The kids battle small groups of the terrorists as they make their way through the hospital. The hospital sequences are full of muay thai (kickboxing) scenes that are interesting at the beginning, but then just become long and repetitive.
The video quality of this film is nothing spectacular. In fact, if this were a US film it would probably received close to a zero on the rating scale. However, seeing as how this is an import and that it is a transfer from a 16mm film source, I'm going to give it a break. However, viewers should know going in that it isn't pretty. Black levels are all over the place and are never resolved. Colors also bounce from one spectrum to another. No post-processing appears to have been done to the film. Color timing is simply horrible. Whites are constantly overblown and contrast is weak. Noise is the least the problems with the source. Details and textures are absent, likely due to the low-resolution film stock. Simply put, the film is watchable for a low budget feature would never make the cut if I were a studio exec.

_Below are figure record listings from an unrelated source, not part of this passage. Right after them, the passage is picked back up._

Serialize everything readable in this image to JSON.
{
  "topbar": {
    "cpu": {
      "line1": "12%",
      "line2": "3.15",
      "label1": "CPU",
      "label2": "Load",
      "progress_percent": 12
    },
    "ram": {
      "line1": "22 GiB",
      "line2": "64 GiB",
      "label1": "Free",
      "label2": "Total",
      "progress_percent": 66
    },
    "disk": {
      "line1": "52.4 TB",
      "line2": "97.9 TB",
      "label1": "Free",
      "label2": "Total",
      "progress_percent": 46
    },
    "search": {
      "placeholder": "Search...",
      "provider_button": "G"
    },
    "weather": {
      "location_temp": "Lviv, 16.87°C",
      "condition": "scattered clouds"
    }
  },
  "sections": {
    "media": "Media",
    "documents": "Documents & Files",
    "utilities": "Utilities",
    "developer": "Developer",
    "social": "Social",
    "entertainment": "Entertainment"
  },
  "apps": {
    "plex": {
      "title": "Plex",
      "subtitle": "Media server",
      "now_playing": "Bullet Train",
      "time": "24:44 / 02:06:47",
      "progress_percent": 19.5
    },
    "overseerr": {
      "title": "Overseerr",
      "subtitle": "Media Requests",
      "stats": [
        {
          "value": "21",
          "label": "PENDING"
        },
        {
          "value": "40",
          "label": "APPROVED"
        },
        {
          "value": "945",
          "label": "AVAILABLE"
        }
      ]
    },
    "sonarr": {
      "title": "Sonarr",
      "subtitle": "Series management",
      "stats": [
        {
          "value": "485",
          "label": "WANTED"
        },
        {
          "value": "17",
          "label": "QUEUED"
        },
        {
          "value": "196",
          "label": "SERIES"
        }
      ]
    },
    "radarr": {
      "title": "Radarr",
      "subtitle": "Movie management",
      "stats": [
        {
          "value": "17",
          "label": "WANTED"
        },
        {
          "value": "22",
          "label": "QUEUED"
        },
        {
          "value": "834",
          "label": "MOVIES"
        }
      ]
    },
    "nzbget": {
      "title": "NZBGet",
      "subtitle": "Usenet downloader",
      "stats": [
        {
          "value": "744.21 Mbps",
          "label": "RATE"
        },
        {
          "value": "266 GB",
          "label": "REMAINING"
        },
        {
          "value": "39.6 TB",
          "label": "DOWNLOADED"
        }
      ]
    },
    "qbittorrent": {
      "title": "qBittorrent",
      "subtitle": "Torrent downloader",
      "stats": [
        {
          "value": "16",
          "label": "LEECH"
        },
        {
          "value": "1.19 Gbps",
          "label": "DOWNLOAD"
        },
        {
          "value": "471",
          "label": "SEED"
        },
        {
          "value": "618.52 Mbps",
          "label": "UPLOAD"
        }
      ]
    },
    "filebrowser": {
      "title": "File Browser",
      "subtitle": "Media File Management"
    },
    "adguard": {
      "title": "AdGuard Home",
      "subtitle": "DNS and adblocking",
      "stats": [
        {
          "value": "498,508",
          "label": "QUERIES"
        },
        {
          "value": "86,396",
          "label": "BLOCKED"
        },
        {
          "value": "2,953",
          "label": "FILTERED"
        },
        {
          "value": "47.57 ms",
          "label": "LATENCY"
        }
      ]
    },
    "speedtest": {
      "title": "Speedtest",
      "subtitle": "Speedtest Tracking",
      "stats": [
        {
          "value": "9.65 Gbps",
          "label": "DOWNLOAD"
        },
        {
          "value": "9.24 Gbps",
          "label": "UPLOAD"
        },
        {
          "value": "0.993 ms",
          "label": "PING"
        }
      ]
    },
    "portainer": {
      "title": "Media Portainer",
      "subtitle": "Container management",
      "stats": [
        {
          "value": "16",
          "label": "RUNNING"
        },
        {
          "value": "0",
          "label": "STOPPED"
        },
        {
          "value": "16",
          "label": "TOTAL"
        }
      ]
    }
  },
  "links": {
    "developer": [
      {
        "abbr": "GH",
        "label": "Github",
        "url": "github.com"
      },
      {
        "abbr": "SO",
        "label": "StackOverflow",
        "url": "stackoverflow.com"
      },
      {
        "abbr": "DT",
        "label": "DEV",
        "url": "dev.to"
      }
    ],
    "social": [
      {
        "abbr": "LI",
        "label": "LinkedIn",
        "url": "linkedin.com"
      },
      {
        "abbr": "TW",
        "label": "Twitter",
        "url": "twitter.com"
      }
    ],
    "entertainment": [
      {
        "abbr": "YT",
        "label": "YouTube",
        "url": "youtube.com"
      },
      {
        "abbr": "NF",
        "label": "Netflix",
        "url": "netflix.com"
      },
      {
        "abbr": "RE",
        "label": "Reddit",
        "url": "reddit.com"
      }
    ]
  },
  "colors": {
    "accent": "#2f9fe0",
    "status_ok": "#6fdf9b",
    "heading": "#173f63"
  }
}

I have to commend this audio track. The Blu-ray comes with both a Thai and English Dub 5.1 Master Audio track. I always watch foreign films with the original language audio track and English subtitles as just too much is lost with the dubbed track. This film is no exception. Flip to the dubbed track and have yourself a good laugh. The voices are completely separated from the bodies of the characters and the acting is worse than with the original actors. But what really annoys me is that the studio handling the dub was provided horrible M&E stems. So much of the production sound is lost and not accurately replaced, if replaced at all. That being said, the original language is full of exaggerated sound effects and dialogue. The music takes a back seat. All together to the audio track is a bit on the low fidelity side. It lacks the crispness of the modern action films. Surround usage is fairly aggressive. Directionality and panning is horrible, but I give the creators props for trying.

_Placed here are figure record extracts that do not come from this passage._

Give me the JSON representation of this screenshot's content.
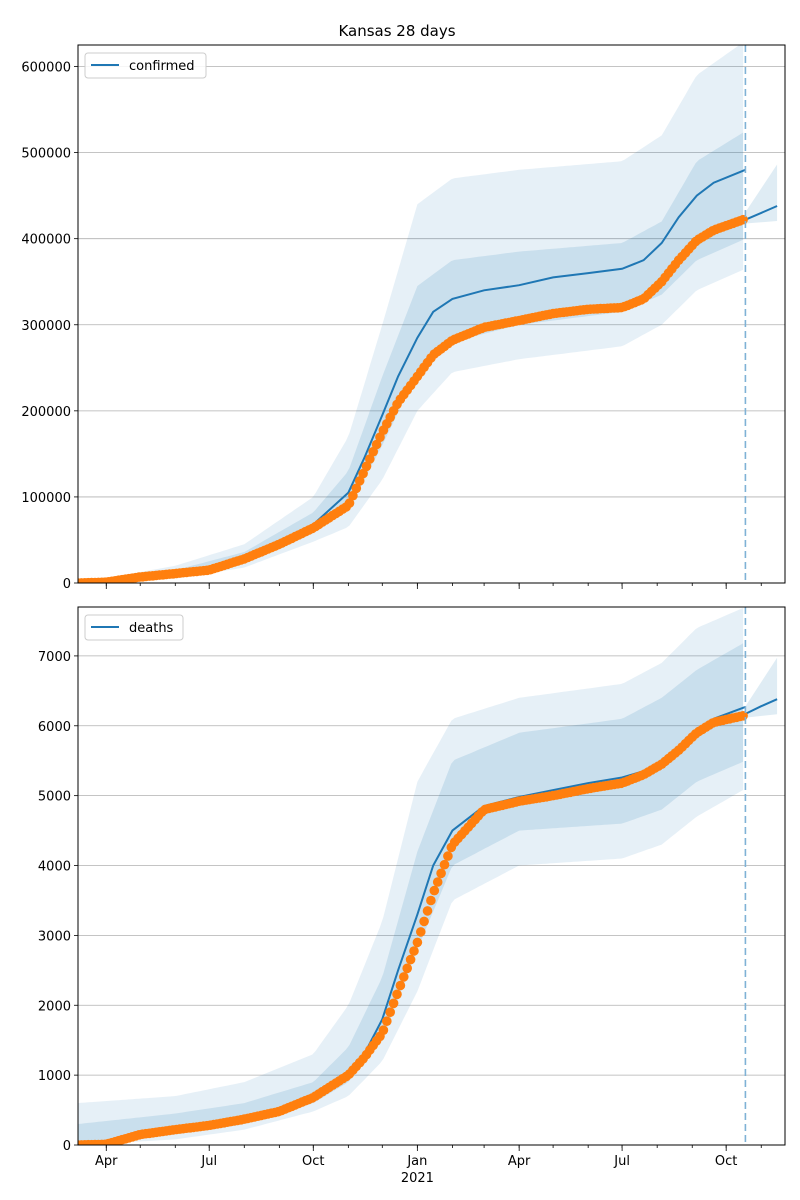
{
  "title": "Kansas 28 days",
  "chart_data": [
    {
      "type": "line",
      "legend": "confirmed",
      "legend_position": "top-left",
      "grid": "horizontal",
      "ylim": [
        0,
        625000
      ],
      "yticks": [
        0,
        100000,
        200000,
        300000,
        400000,
        500000,
        600000
      ],
      "forecast_start": "2021-10-18",
      "model": [
        [
          "2020-03-07",
          0
        ],
        [
          "2020-04-01",
          2000
        ],
        [
          "2020-05-01",
          8000
        ],
        [
          "2020-06-01",
          12000
        ],
        [
          "2020-07-01",
          17000
        ],
        [
          "2020-08-01",
          30000
        ],
        [
          "2020-09-01",
          48000
        ],
        [
          "2020-10-01",
          68000
        ],
        [
          "2020-11-01",
          105000
        ],
        [
          "2020-11-15",
          145000
        ],
        [
          "2020-12-01",
          195000
        ],
        [
          "2020-12-15",
          240000
        ],
        [
          "2021-01-01",
          285000
        ],
        [
          "2021-01-15",
          315000
        ],
        [
          "2021-02-01",
          330000
        ],
        [
          "2021-03-01",
          340000
        ],
        [
          "2021-04-01",
          346000
        ],
        [
          "2021-05-01",
          355000
        ],
        [
          "2021-06-01",
          360000
        ],
        [
          "2021-07-01",
          365000
        ],
        [
          "2021-07-20",
          375000
        ],
        [
          "2021-08-05",
          395000
        ],
        [
          "2021-08-20",
          425000
        ],
        [
          "2021-09-05",
          450000
        ],
        [
          "2021-09-20",
          465000
        ],
        [
          "2021-10-18",
          480000
        ]
      ],
      "model_forecast": [
        [
          "2021-10-18",
          422000
        ],
        [
          "2021-11-01",
          430000
        ],
        [
          "2021-11-15",
          438000
        ]
      ],
      "observed": [
        [
          "2020-03-07",
          0
        ],
        [
          "2020-04-01",
          1000
        ],
        [
          "2020-05-01",
          7000
        ],
        [
          "2020-06-01",
          11000
        ],
        [
          "2020-07-01",
          15000
        ],
        [
          "2020-08-01",
          28000
        ],
        [
          "2020-09-01",
          45000
        ],
        [
          "2020-10-01",
          64000
        ],
        [
          "2020-11-01",
          90000
        ],
        [
          "2020-11-15",
          130000
        ],
        [
          "2020-12-01",
          175000
        ],
        [
          "2020-12-15",
          210000
        ],
        [
          "2021-01-01",
          240000
        ],
        [
          "2021-01-15",
          265000
        ],
        [
          "2021-02-01",
          282000
        ],
        [
          "2021-03-01",
          297000
        ],
        [
          "2021-04-01",
          305000
        ],
        [
          "2021-05-01",
          313000
        ],
        [
          "2021-06-01",
          318000
        ],
        [
          "2021-07-01",
          320000
        ],
        [
          "2021-07-20",
          330000
        ],
        [
          "2021-08-05",
          350000
        ],
        [
          "2021-08-20",
          375000
        ],
        [
          "2021-09-05",
          398000
        ],
        [
          "2021-09-20",
          410000
        ],
        [
          "2021-10-18",
          423000
        ]
      ],
      "bands_lower": [
        [
          "2020-03-07",
          0,
          0
        ],
        [
          "2020-06-01",
          9000,
          5000
        ],
        [
          "2020-08-01",
          24000,
          18000
        ],
        [
          "2020-10-01",
          58000,
          48000
        ],
        [
          "2020-11-01",
          85000,
          65000
        ],
        [
          "2020-12-01",
          160000,
          120000
        ],
        [
          "2021-01-01",
          245000,
          200000
        ],
        [
          "2021-02-01",
          280000,
          245000
        ],
        [
          "2021-04-01",
          300000,
          260000
        ],
        [
          "2021-07-01",
          315000,
          275000
        ],
        [
          "2021-08-05",
          335000,
          300000
        ],
        [
          "2021-09-05",
          375000,
          340000
        ],
        [
          "2021-10-18",
          400000,
          365000
        ]
      ],
      "bands_upper": [
        [
          "2020-03-07",
          0,
          0
        ],
        [
          "2020-06-01",
          15000,
          20000
        ],
        [
          "2020-08-01",
          36000,
          45000
        ],
        [
          "2020-10-01",
          82000,
          100000
        ],
        [
          "2020-11-01",
          130000,
          170000
        ],
        [
          "2020-12-01",
          240000,
          300000
        ],
        [
          "2021-01-01",
          345000,
          440000
        ],
        [
          "2021-02-01",
          375000,
          470000
        ],
        [
          "2021-04-01",
          385000,
          480000
        ],
        [
          "2021-07-01",
          395000,
          490000
        ],
        [
          "2021-08-05",
          420000,
          520000
        ],
        [
          "2021-09-05",
          490000,
          590000
        ],
        [
          "2021-10-18",
          525000,
          630000
        ]
      ]
    },
    {
      "type": "line",
      "legend": "deaths",
      "legend_position": "top-left",
      "grid": "horizontal",
      "ylim": [
        0,
        7700
      ],
      "yticks": [
        0,
        1000,
        2000,
        3000,
        4000,
        5000,
        6000,
        7000
      ],
      "forecast_start": "2021-10-18",
      "model": [
        [
          "2020-03-07",
          0
        ],
        [
          "2020-04-01",
          20
        ],
        [
          "2020-05-01",
          160
        ],
        [
          "2020-06-01",
          230
        ],
        [
          "2020-07-01",
          290
        ],
        [
          "2020-08-01",
          380
        ],
        [
          "2020-09-01",
          500
        ],
        [
          "2020-10-01",
          700
        ],
        [
          "2020-11-01",
          1050
        ],
        [
          "2020-11-15",
          1300
        ],
        [
          "2020-12-01",
          1800
        ],
        [
          "2020-12-15",
          2500
        ],
        [
          "2021-01-01",
          3300
        ],
        [
          "2021-01-15",
          4000
        ],
        [
          "2021-02-01",
          4500
        ],
        [
          "2021-03-01",
          4850
        ],
        [
          "2021-04-01",
          4980
        ],
        [
          "2021-05-01",
          5080
        ],
        [
          "2021-06-01",
          5180
        ],
        [
          "2021-07-01",
          5260
        ],
        [
          "2021-07-20",
          5350
        ],
        [
          "2021-08-05",
          5500
        ],
        [
          "2021-08-20",
          5700
        ],
        [
          "2021-09-05",
          5900
        ],
        [
          "2021-09-20",
          6100
        ],
        [
          "2021-10-18",
          6270
        ]
      ],
      "model_forecast": [
        [
          "2021-10-18",
          6170
        ],
        [
          "2021-11-01",
          6280
        ],
        [
          "2021-11-15",
          6380
        ]
      ],
      "observed": [
        [
          "2020-03-07",
          0
        ],
        [
          "2020-04-01",
          10
        ],
        [
          "2020-05-01",
          150
        ],
        [
          "2020-06-01",
          220
        ],
        [
          "2020-07-01",
          280
        ],
        [
          "2020-08-01",
          370
        ],
        [
          "2020-09-01",
          480
        ],
        [
          "2020-10-01",
          680
        ],
        [
          "2020-11-01",
          1000
        ],
        [
          "2020-11-15",
          1250
        ],
        [
          "2020-12-01",
          1600
        ],
        [
          "2020-12-15",
          2200
        ],
        [
          "2021-01-01",
          2900
        ],
        [
          "2021-01-15",
          3600
        ],
        [
          "2021-02-01",
          4300
        ],
        [
          "2021-03-01",
          4800
        ],
        [
          "2021-04-01",
          4920
        ],
        [
          "2021-05-01",
          5000
        ],
        [
          "2021-06-01",
          5100
        ],
        [
          "2021-07-01",
          5180
        ],
        [
          "2021-07-20",
          5300
        ],
        [
          "2021-08-05",
          5450
        ],
        [
          "2021-08-20",
          5650
        ],
        [
          "2021-09-05",
          5900
        ],
        [
          "2021-09-20",
          6050
        ],
        [
          "2021-10-18",
          6150
        ]
      ],
      "bands_lower": [
        [
          "2020-03-07",
          0,
          0
        ],
        [
          "2020-06-01",
          150,
          80
        ],
        [
          "2020-08-01",
          300,
          220
        ],
        [
          "2020-10-01",
          600,
          480
        ],
        [
          "2020-11-01",
          900,
          700
        ],
        [
          "2020-12-01",
          1500,
          1200
        ],
        [
          "2021-01-01",
          2800,
          2200
        ],
        [
          "2021-02-01",
          4000,
          3500
        ],
        [
          "2021-04-01",
          4500,
          4000
        ],
        [
          "2021-07-01",
          4600,
          4100
        ],
        [
          "2021-08-05",
          4800,
          4300
        ],
        [
          "2021-09-05",
          5200,
          4700
        ],
        [
          "2021-10-18",
          5500,
          5100
        ]
      ],
      "bands_upper": [
        [
          "2020-03-07",
          300,
          600
        ],
        [
          "2020-06-01",
          450,
          700
        ],
        [
          "2020-08-01",
          600,
          900
        ],
        [
          "2020-10-01",
          900,
          1300
        ],
        [
          "2020-11-01",
          1400,
          2000
        ],
        [
          "2020-12-01",
          2400,
          3200
        ],
        [
          "2021-01-01",
          4200,
          5200
        ],
        [
          "2021-02-01",
          5500,
          6100
        ],
        [
          "2021-04-01",
          5900,
          6400
        ],
        [
          "2021-07-01",
          6100,
          6600
        ],
        [
          "2021-08-05",
          6400,
          6900
        ],
        [
          "2021-09-05",
          6800,
          7400
        ],
        [
          "2021-10-18",
          7200,
          7700
        ]
      ]
    }
  ],
  "x_axis": {
    "start": "2020-03-07",
    "end": "2021-11-22",
    "ticks": [
      {
        "date": "2020-04-01",
        "label": "Apr"
      },
      {
        "date": "2020-07-01",
        "label": "Jul"
      },
      {
        "date": "2020-10-01",
        "label": "Oct"
      },
      {
        "date": "2021-01-01",
        "label": "Jan"
      },
      {
        "date": "2021-04-01",
        "label": "Apr"
      },
      {
        "date": "2021-07-01",
        "label": "Jul"
      },
      {
        "date": "2021-10-01",
        "label": "Oct"
      }
    ],
    "year_label": "2021"
  },
  "colors": {
    "line": "#1f77b4",
    "observed": "#ff7f0e",
    "band": "#1f77b4",
    "grid": "#b0b0b0",
    "forecast_line": "#7fb2d6"
  }
}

I surprised that this Blu-ray came with any special features. However, it does contain a making-of featurette and some behind the scenes footage. All in all it runs about 15 minutes.
"Power Kids" is not a kids' film. There is far too much violence and language for that. Also, be warned that kids will likely try to knee and elbow people after seeing this film. The video and audio quality are nothing special, but somehow fit bill for this film. Skip it unless you are really interested in foreign filmmaking or heavy into martial arts.